Entrevistador: El “otro”, dices, desaparece. ¿Cuáles son las causas de esta desaparición?
Byung-Chul Han: El otro es algo que duele; sin embargo, hoy evitamos cualquier forma de lesión. No queremos arriesgar nada. Espolvoreamos energías libidinosas a medida que diversificamos nuestras inversiones, para evitar una pérdida total.
También nos comunicamos mucho. ¿No es esto una prueba de que las relaciones están más vivas que nunca?
Byung-Chul Han: La hipercomunicación actual solo establece contactos pero destruye relaciones. Elimina la distancia, pero al mismo tiempo destruye la cercanía y la amistad. En un poema de amor, Paul Celan escribe: “Estás tan cerca como si ya no estuvieras aquí. »La proximidad está ligada a la distancia. Si el alejamiento se destruye por la ausencia de distancia, la cercanía e incluso el amor se destruyen.
En tus obras acusas de narcisismo. Pero no es una invención de nuestro tiempo ni de nuevas tecnologías. ¿Cuál crees que es la especificidad del narcisismo contemporáneo?
Byung-Chul Han: El narcisismo actual se basa en el vacío. El ego se ha empobrecido mucho en formas de expresión estables con las que podría identificarse y que le darían una identidad firme. Hoy nada dura, nada persiste. Este carácter efímero actúa sobre él, lo desestabiliza, lo hace perder las certezas. Es precisamente esta incertidumbre, este miedo por uno mismo lo que conduce al funcionamiento “vacío” del ego. En reacción, el individuo intenta en vano que ocurra. Esta es, por ejemplo, la manía por las selfies. En realidad, estos no se generan por vanidad o enamoramiento, sino que ilustran con precisión este vacío interior. En lugar de un ego narcisista estable, se trata de un “narcisismo negativo”.
Internet y las nuevas tecnologías también permiten la creación de comunidades de intercambio y el desarrollo de redes de ayuda mutua…
Byung-Chul Han: En todas partes, la gente habla de compartir y de comunidad . Se supone que la economía de “compartir” reemplaza a la economía de propiedad. Un centro de carpooling digital como WunderCar en Alemania, que nos convierte a cada uno de nosotros en taxistas, también está promocionando la idea de “comunidad”. Pero nos equivocamos al creer que la economía colaborativa, como afirma Jeremy Rifkin en su libro The New Society of Zero Marginal Cost (Los Vínculos que Liberan), es un paso hacia el fin del capitalismo, hacia una sociedad global, donde lo colectivo tendría más importancia que la propiedad. Es lo contrario: la economía colaborativa conduce en última instancia a la comercialización total de la vida.

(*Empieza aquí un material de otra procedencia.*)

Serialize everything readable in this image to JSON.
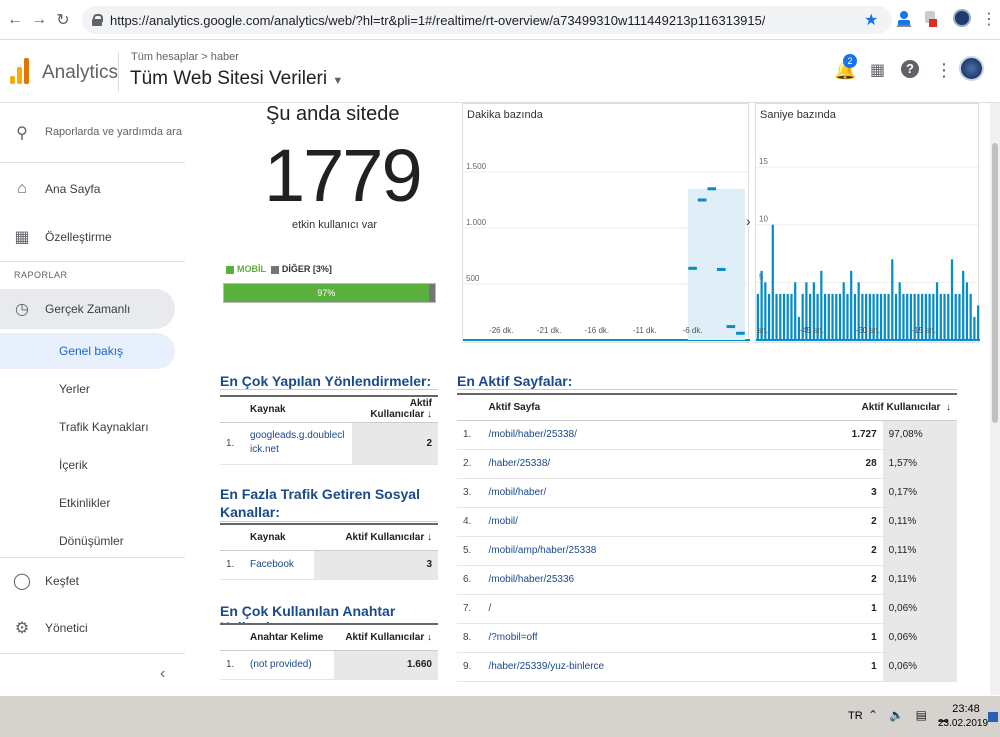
{
  "browser": {
    "url": "https://analytics.google.com/analytics/web/?hl=tr&pli=1#/realtime/rt-overview/a73499310w111449213p116313915/"
  },
  "header": {
    "app_name": "Analytics",
    "breadcrumb": "Tüm hesaplar > haber",
    "property": "Tüm Web Sitesi Verileri",
    "notification_count": "2"
  },
  "sidebar": {
    "search": "Raporlarda ve yardımda ara",
    "home": "Ana Sayfa",
    "customize": "Özelleştirme",
    "section": "RAPORLAR",
    "realtime": "Gerçek Zamanlı",
    "sub": [
      "Genel bakış",
      "Yerler",
      "Trafik Kaynakları",
      "İçerik",
      "Etkinlikler",
      "Dönüşümler"
    ],
    "discover": "Keşfet",
    "admin": "Yönetici"
  },
  "overview": {
    "title": "Şu anda sitede",
    "count": "1779",
    "subtitle": "etkin kullanıcı var",
    "legend_mobile": "MOBİL",
    "legend_other": "DİĞER [3%]",
    "mobile_pct_label": "97%",
    "mobile_fraction": 0.97,
    "color_mobile": "#5ab03d",
    "color_other": "#757575"
  },
  "chart_data": [
    {
      "type": "bar",
      "title": "Dakika bazında",
      "ylim": [
        0,
        1750
      ],
      "yticks": [
        "500",
        "1.000",
        "1.500"
      ],
      "ytick_values": [
        500,
        1000,
        1500
      ],
      "xtick_labels": [
        "-26 dk.",
        "-21 dk.",
        "-16 dk.",
        "-11 dk.",
        "-6 dk."
      ],
      "xtick_positions": [
        -26,
        -21,
        -16,
        -11,
        -6
      ],
      "x_range": [
        -30,
        0
      ],
      "x": [
        -6,
        -5,
        -4,
        -3,
        -2,
        -1
      ],
      "values": [
        640,
        1250,
        1350,
        630,
        120,
        60
      ],
      "color": "#058dc7",
      "fill": "#e0eef8"
    },
    {
      "type": "bar",
      "title": "Saniye bazında",
      "ylim": [
        0,
        17
      ],
      "yticks": [
        "5",
        "10",
        "15"
      ],
      "ytick_values": [
        5,
        10,
        15
      ],
      "xtick_labels": [
        "-60 sn.",
        "-45 sn.",
        "-30 sn.",
        "-15 sn."
      ],
      "xtick_positions": [
        -60,
        -45,
        -30,
        -15
      ],
      "x_range": [
        -60,
        0
      ],
      "values": [
        4,
        6,
        5,
        4,
        10,
        4,
        4,
        4,
        4,
        4,
        5,
        2,
        4,
        5,
        4,
        5,
        4,
        6,
        4,
        4,
        4,
        4,
        4,
        5,
        4,
        6,
        4,
        5,
        4,
        4,
        4,
        4,
        4,
        4,
        4,
        4,
        7,
        4,
        5,
        4,
        4,
        4,
        4,
        4,
        4,
        4,
        4,
        4,
        5,
        4,
        4,
        4,
        7,
        4,
        4,
        6,
        5,
        4,
        2,
        3
      ],
      "color": "#058dc7"
    }
  ],
  "referrals": {
    "title": "En Çok Yapılan Yönlendirmeler:",
    "col_source": "Kaynak",
    "col_users": "Aktif Kullanıcılar",
    "rows": [
      {
        "idx": "1.",
        "source": "googleads.g.doubleclick.net",
        "users": "2"
      }
    ]
  },
  "social": {
    "title": "En Fazla Trafik Getiren Sosyal Kanallar:",
    "col_source": "Kaynak",
    "col_users": "Aktif Kullanıcılar",
    "rows": [
      {
        "idx": "1.",
        "source": "Facebook",
        "users": "3"
      }
    ]
  },
  "keywords": {
    "title": "En Çok Kullanılan Anahtar Kelimeler:",
    "col_keyword": "Anahtar Kelime",
    "col_users": "Aktif Kullanıcılar",
    "rows": [
      {
        "idx": "1.",
        "keyword": "(not provided)",
        "users": "1.660"
      }
    ]
  },
  "pages": {
    "title": "En Aktif Sayfalar:",
    "col_page": "Aktif Sayfa",
    "col_users": "Aktif Kullanıcılar",
    "rows": [
      {
        "idx": "1.",
        "page": "/mobil/haber/25338/",
        "users": "1.727",
        "pct": "97,08%"
      },
      {
        "idx": "2.",
        "page": "/haber/25338/",
        "users": "28",
        "pct": "1,57%"
      },
      {
        "idx": "3.",
        "page": "/mobil/haber/",
        "users": "3",
        "pct": "0,17%"
      },
      {
        "idx": "4.",
        "page": "/mobil/",
        "users": "2",
        "pct": "0,11%"
      },
      {
        "idx": "5.",
        "page": "/mobil/amp/haber/25338",
        "users": "2",
        "pct": "0,11%"
      },
      {
        "idx": "6.",
        "page": "/mobil/haber/25336",
        "users": "2",
        "pct": "0,11%"
      },
      {
        "idx": "7.",
        "page": "/",
        "users": "1",
        "pct": "0,06%"
      },
      {
        "idx": "8.",
        "page": "/?mobil=off",
        "users": "1",
        "pct": "0,06%"
      },
      {
        "idx": "9.",
        "page": "/haber/25339/yuz-binlerce",
        "users": "1",
        "pct": "0,06%"
      }
    ]
  },
  "taskbar": {
    "lang": "TR",
    "time": "23:48",
    "date": "23.02.2019"
  }
}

Airbnb, por ejemplo, una plataforma comunitaria que convierte cualquier hogar en un hotel, llega incluso a proporcionar un marco económico para la hostelería. En una sociedad basada en la evaluación mutua, todo se comercializa, incluida la amabilidad. Nos volvemos amables para tener mejores apreciaciones. Incluso en el corazón de la economía colaborativa reina la dura lógica del capitalismo. En este hermoso compartir, paradójicamente, nadie se deshace voluntariamente de nada.
Los recientes movimientos de concentración, provocados entre otras cosas por los atentados en Francia, ¿no son una prueba de que en la menor oportunidad estamos dispuestos a encontrarnos de nuevo y que la solidaridad persiste?
Byung-Chul Han: No veo ninguna señal de verdadera solidaridad aquí. El sujeto neoliberal no es capaz de tener relaciones con otros que serían inútiles. Porque es su propio emprendedor: optimiza y opera él mismo de forma voluntaria. La autoexplotación es más eficaz que la explotación por parte de un tercero: produce mejores frutos porque va de la mano del sentimiento de libertad.
El sistema neoliberal sigue destruyendo la solidaridad. En el pasado, las empresas competían entre sí. Dentro de la organización, en cambio, la solidaridad era posible. Hoy en día, todos compiten con todos los demás, incluso “en” el negocio. Esta competencia absoluta ciertamente aumenta la productividad, pero destruye la solidaridad y el espíritu de comunidad.